Climate change continues to affect agriculture and adaptations are necessary to reduce its impacts on household livelihoods. Factors that influence farmers’ adaptation decisions are very important in designing policies to promote effective adaption in the agricultural sector. Farmers must recognize that the climate is changing to identify and implement climate change adaptation strategies [62]. In this study, 91.25% of respondents perceived climate change as a change in the amount of rain, 81.82% as a change in intensity of rainfall, 93.21% as a change in rain pattern, and 81.15% as a delay in rainfall. More than 62% of respondents attested to receiving information on climate change and more than 47% obtain information from radio and TV.

We categorized these adaptation strategies into six major groups namely climate-resilient crop varieties, improved agronomic practices, irrigation and water conservation practices, crop diversification, income diversification, and agroforestry. We ran logit regression to identify the determinants of each individual group. The results show mixed effects of independent variables on these categories of adaptation strategies. Using matching techniques, we found adaptation strategies have positive and significant impact on both household income and food security. The farmers who adopt climate change adaptation strategies are more likely to increase household income by 7721.526 FCFA compared to those households with zero adaptation strategies. Similarly, the adapters have 7% to 9% more chance to be food secure compared to those who did not adopt strategies.

These results imply that designing a successful rural development program aimed at increasing household resilience in the face of climate change entails a careful analysis of a wide range of factors that could vary in time and space. Indeed, climate risks such as drought and flooding affect seriously agricultural production on which relies a large portion of Niger population.

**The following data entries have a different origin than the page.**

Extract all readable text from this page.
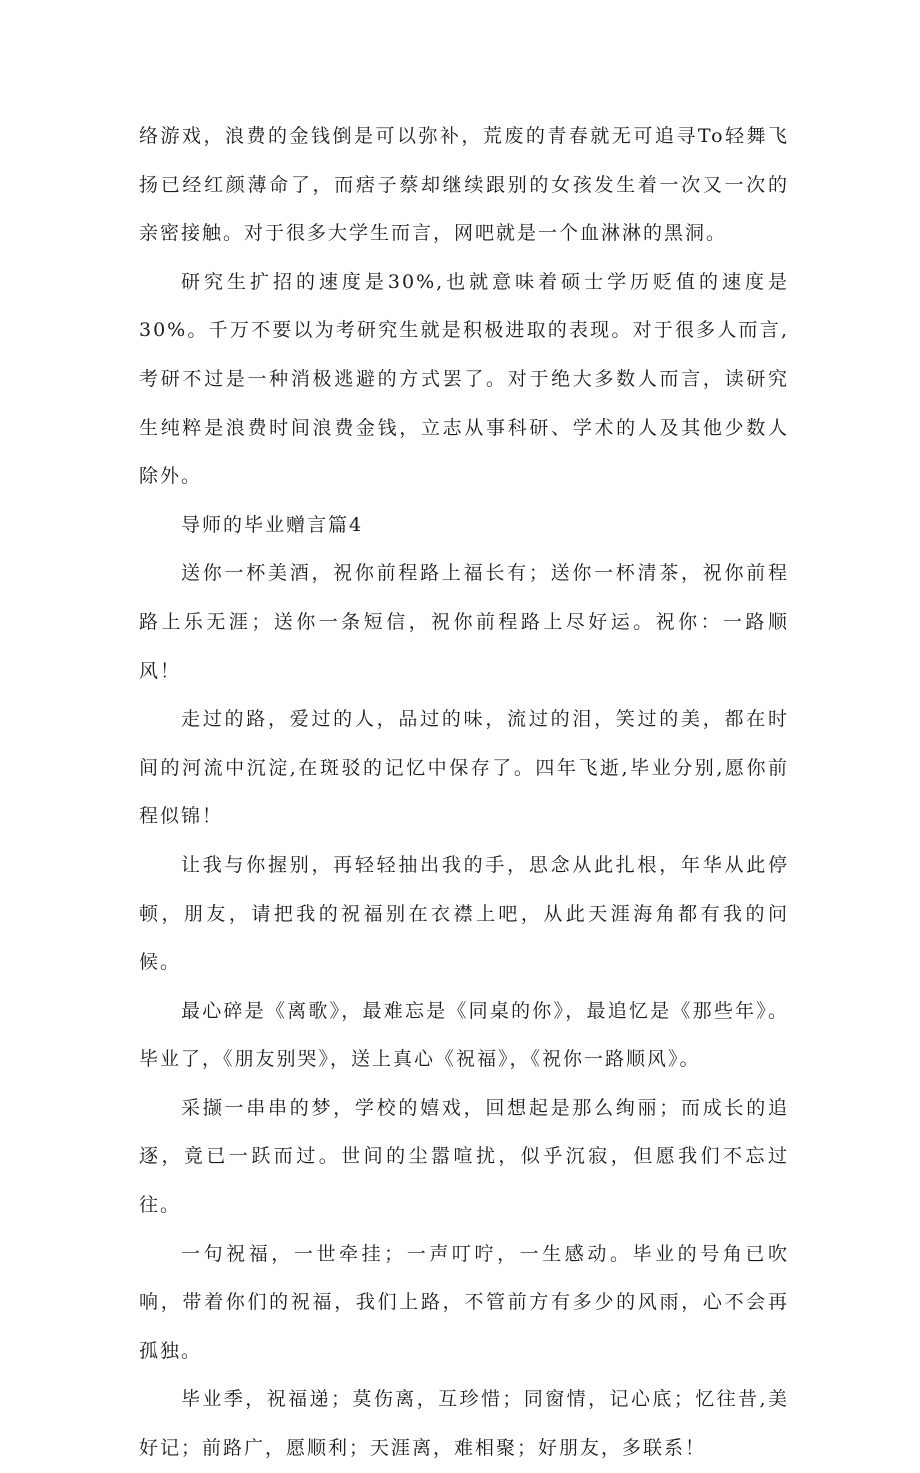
络游戏，浪费的金钱倒是可以弥补，荒废的青春就无可追寻To轻舞飞扬已经红颜薄命了，而痞子蔡却继续跟别的女孩发生着一次又一次的亲密接触。对于很多大学生而言，网吧就是一个血淋淋的黑洞。

研究生扩招的速度是30%,也就意味着硕士学历贬值的速度是30%。千万不要以为考研究生就是积极进取的表现。对于很多人而言,考研不过是一种消极逃避的方式罢了。对于绝大多数人而言，读研究生纯粹是浪费时间浪费金钱，立志从事科研、学术的人及其他少数人除外。

导师的毕业赠言篇4

送你一杯美酒，祝你前程路上福长有；送你一杯清茶，祝你前程路上乐无涯；送你一条短信，祝你前程路上尽好运。祝你：一路顺风！

走过的路，爱过的人，品过的味，流过的泪，笑过的美，都在时间的河流中沉淀,在斑驳的记忆中保存了。四年飞逝,毕业分别,愿你前程似锦！

让我与你握别，再轻轻抽出我的手，思念从此扎根，年华从此停顿，朋友，请把我的祝福别在衣襟上吧，从此天涯海角都有我的问候。

最心碎是《离歌》，最难忘是《同桌的你》，最追忆是《那些年》。毕业了，《朋友别哭》，送上真心《祝福》，《祝你一路顺风》。

采撷一串串的梦，学校的嬉戏，回想起是那么绚丽；而成长的追逐，竟已一跃而过。世间的尘嚣喧扰，似乎沉寂，但愿我们不忘过往。

一句祝福，一世牵挂；一声叮咛，一生感动。毕业的号角已吹响，带着你们的祝福，我们上路，不管前方有多少的风雨，心不会再孤独。

毕业季，祝福递；莫伤离，互珍惜；同窗情，记心底；忆往昔,美好记；前路广，愿顺利；天涯离，难相聚；好朋友，多联系！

These findings provide insight for better target interventions to promote the adoption of mechanisms to reduce the impact of climate change on household food security in the Sahel. To reduce these uncertainties in climate change, the study recommends strengthening institutional factors such as access to credit, market, extension services, group membership, and using drought-resilient crop varieties would surely improve agricultural production and food security in the Sahelian region

From the results of impact evaluation, the resilience level of household food security due to climate change adaptation is very low (only 7% to 9% of chance to be food secure). Thus, it is very crucial to choose and implement appropriate adaptation strategies to enhance household resilience to food insecurity.